# With a Mirge can I activate just Sirius or do I have to have both?



## SychoBC (Jul 22, 2004)

With a Mirge can I activate just Sirius or do I have to have both XM and Sirius active? Can I cancel just XM later on if I do initially have to activate both services?


----------



## caedriver (Jun 25, 2008)

From what XM has told me, you still have to have both. They are not "truly" merged by any means yet.


----------



## Galaxie6411 (Aug 26, 2007)

You activate only the one that supports your radio. Any more than that we need more info on what you are asking.


----------



## Mavrick (Feb 1, 2006)

Galaxie6411 said:


> You activate only the one that supports your radio. Any more than that we need more info on what you are asking.

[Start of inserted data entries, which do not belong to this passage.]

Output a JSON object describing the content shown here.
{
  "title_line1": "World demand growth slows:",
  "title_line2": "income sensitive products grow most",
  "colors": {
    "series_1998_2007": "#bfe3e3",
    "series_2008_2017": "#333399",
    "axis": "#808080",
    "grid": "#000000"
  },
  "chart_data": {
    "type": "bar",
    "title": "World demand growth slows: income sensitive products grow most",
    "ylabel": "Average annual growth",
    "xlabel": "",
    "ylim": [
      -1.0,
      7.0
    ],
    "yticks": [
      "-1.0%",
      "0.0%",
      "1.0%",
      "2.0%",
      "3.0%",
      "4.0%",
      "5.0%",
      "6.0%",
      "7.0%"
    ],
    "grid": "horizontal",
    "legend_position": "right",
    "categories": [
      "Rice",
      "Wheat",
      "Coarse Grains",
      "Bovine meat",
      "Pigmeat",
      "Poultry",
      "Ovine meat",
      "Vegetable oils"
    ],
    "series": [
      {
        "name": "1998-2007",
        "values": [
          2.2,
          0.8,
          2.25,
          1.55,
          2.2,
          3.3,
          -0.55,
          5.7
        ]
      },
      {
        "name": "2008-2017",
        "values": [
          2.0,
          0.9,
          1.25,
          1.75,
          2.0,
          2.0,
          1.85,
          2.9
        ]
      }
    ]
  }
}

Thats the thing the Mirge radio is the first that supports both services and if I remember right it has 2 radio id's one for xm service and one for sirius service and as a result I dont think you have to subscribe to both if you dont want to.

But if you dont you will only get the service you are subscribing to.


----------



## ThomasM (Jul 20, 2007)

Mavrick said:


> Thats the thing the Mirge radio is the first that supports both services and if I remember right it has 2 radio id's one for xm service and one for sirius service and as a result I dont think you have to subscribe to both if you dont want to.
> 
> But if you dont you will only get the service you are subscribing to.


Since I constantly still hear people on the blogs complaining that you can't have Sirius and XM radios on the same account/billing statement, I wonder how they handle a radio like this?? You need two accounts???? Yuk!


----------